Podtekst złożonej skargi był zresztą daleko bardziej interesujący niż złośliwie wytykane Zarządowi łamanie prawa. Prywatyzacja nieruchomości przy Śląskiej 11 była bowiem jednym z tych licznych dziwnych interesów, które koalicja PiS/WDW prowadzi na mieniu m. st. Warszawy. O ile jednak tego typu geszefty z reguły kończą się sprawiedliwym podziałem łupów, to tym razem któryś "uprawniony" nie dostał należnej działki i buldogi zaczęły kotłować się pod dywanem. Nie wchodząc w szczegóły dość powiedzieć, że nawet wybrany głosami radnych PiS burmistrz Jerzy Kowaliszyn zaczął ostentacyjnie grozić jednemu z urzędników karami za jakieś "niedopełnienie obowiązków", wypominając przy tym prywatne korzyści urzędnika z przeprowadzonej prywatyzacji. Ostatecznie jednak na niczym się skończyło i bez kar obeszło, z czego można wnosić, że ów urzędnik na czas się zreflektował i obowiązku wobec Pana Burmistrza dopełnił.

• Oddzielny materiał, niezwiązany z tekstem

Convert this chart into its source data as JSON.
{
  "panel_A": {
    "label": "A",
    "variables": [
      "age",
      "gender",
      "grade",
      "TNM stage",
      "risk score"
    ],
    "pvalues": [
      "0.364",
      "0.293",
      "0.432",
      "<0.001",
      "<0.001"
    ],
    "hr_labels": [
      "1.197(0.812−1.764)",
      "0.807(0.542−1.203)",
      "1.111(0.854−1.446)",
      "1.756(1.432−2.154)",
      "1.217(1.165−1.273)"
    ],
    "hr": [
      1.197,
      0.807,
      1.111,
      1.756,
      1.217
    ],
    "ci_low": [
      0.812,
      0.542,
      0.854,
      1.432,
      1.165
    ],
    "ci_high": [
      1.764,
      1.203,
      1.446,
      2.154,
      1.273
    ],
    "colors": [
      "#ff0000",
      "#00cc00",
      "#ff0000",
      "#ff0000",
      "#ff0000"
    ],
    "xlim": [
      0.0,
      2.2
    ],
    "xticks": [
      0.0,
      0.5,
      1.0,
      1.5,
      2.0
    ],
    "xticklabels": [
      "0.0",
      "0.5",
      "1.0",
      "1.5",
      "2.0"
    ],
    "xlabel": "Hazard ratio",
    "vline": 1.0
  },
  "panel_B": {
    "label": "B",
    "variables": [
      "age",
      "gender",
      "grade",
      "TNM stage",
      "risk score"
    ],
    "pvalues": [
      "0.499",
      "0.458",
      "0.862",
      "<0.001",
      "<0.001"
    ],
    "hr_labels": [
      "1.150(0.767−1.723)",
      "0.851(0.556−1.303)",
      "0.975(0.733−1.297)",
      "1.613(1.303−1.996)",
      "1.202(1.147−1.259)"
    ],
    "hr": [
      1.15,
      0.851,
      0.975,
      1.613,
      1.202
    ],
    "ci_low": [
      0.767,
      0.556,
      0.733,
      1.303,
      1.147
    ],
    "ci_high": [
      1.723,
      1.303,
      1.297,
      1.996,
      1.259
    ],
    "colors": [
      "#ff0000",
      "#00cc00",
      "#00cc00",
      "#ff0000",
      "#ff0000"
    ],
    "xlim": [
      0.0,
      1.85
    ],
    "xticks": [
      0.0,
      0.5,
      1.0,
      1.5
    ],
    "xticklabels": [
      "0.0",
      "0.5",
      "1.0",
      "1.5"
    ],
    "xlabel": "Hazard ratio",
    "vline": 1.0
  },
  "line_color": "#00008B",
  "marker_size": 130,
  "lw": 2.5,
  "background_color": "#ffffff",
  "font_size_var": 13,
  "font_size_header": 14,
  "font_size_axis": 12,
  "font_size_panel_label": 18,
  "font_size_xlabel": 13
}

Z faktu, że jednak doszło do skargi wynikać może, że tym razem Pan Burmistrz należycie się nie wywdzięczył za dopełnione wobec niego obowiązki. Jaka jest prawda - to tylko włochowskie kierownictwo PiS i WDW wie. I na pewno się swoją wiedzą z byle kim nie podzieli. Można więc tylko skonstatować, że nie ma nic nowego w ucieraniu nosa urzędnikom, którzy ośmielają się naśladować interesy pryncypałów z PiS i WDW. Już za czasów bolszewickich wielki polski poeta Janusz Szpotański przekonywująco wyjaśniał w Towarzyszu Szmaciaku: A pula nie jest do kradzieży, pula się cała nam należy. Kto zaś nie chce tej głębokiej prawdy przyswoić musi zdawać sobie sprawę, że gdy któraś z łap niepowołanych sięga do koryta, to trzeba po tej łapie: trach! Koryto dla nas jest i kwita! Jakby pan S. czytał Lament wysokiego dygnitarza, to by się teraz niepotrzebnie Radzie Dzielnicy nie skarżył. Nihil novi sub sole - to co widzimy w wykonaniu naszych włochowskich miglanców, widzieliśmy już za komuny w wykonaniu ich przodków. Pokolenie bowiem przychodzi i pokolenie odchodzi, a Ziemia trwa na wieki (Koh 1,4).